Like Karel Reisz and Tony Richardson, Lindsay Anderson was another key figure in the ‘Free Cinema’ movement who combined work as a critic and theatre director with filmmaking. Based on David Storey’s semi-autobiographical novel, Anderson’s first feature This Sporting Life is a powerful tragedy about a violent, inarticulate rugby player and his relationship with an older woman. In a career-defining performance, Richard Harris plays Frank Mackin, a Yorkshire coal miner whose aggressive play on the rugby field leads to a brief professional career. Although pursued by a number of women, Frank starves for the love of his landlady, Mrs. Hammond (Rachel Roberts), a bitter, passionless widow who eventually has a physical relationship with Frank but refuses to give herself to him emotionally.

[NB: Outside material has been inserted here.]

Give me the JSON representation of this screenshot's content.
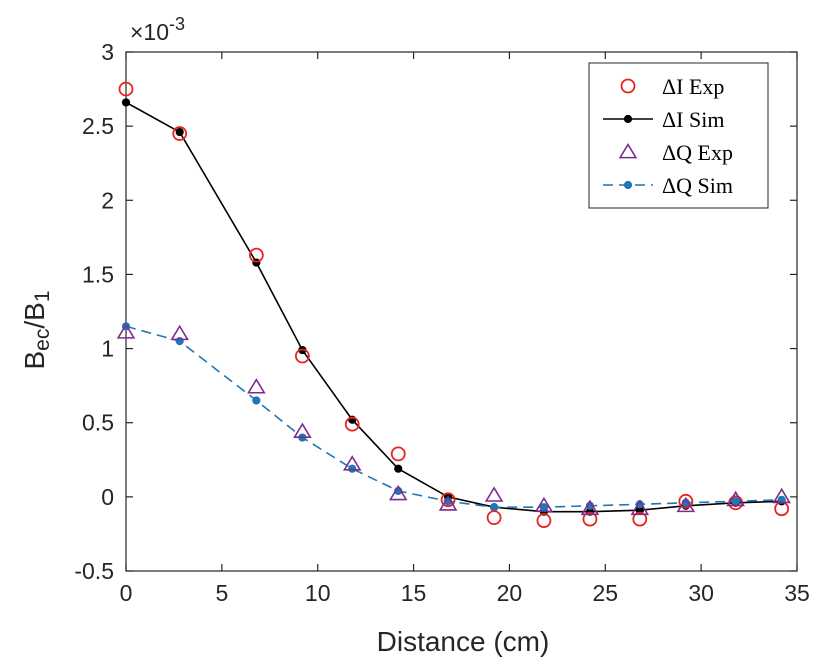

In one sense, Mackin is a rough version of the ‘angry young man’ and belongs to a group of subversive heroes of the time that also include Joe Lampton in A Room at the Top and Arthur Seaton in Saturday Night and Sunday Morning. Here the class conflict is worked out through the game of professional rugby, which is controlled and corrupted by ruthless commercial interests. But This Sporting Life is no simplistic political tract. Anderson turns the film into a much more personal and intriguing affair by concentrating on the physical and psychological tensions that envelop his hero and the strange, unresolved relationship between Frank and Mrs. Hammond. The visceral power of the sports scenes rival those in Raging Bull and go way beyond the story’s basic requirements to hint at much deeper levels of anxiety. Similarly, there is clearly more to the failure of the central relationship than the characters’ inarticulateness and incompatibility.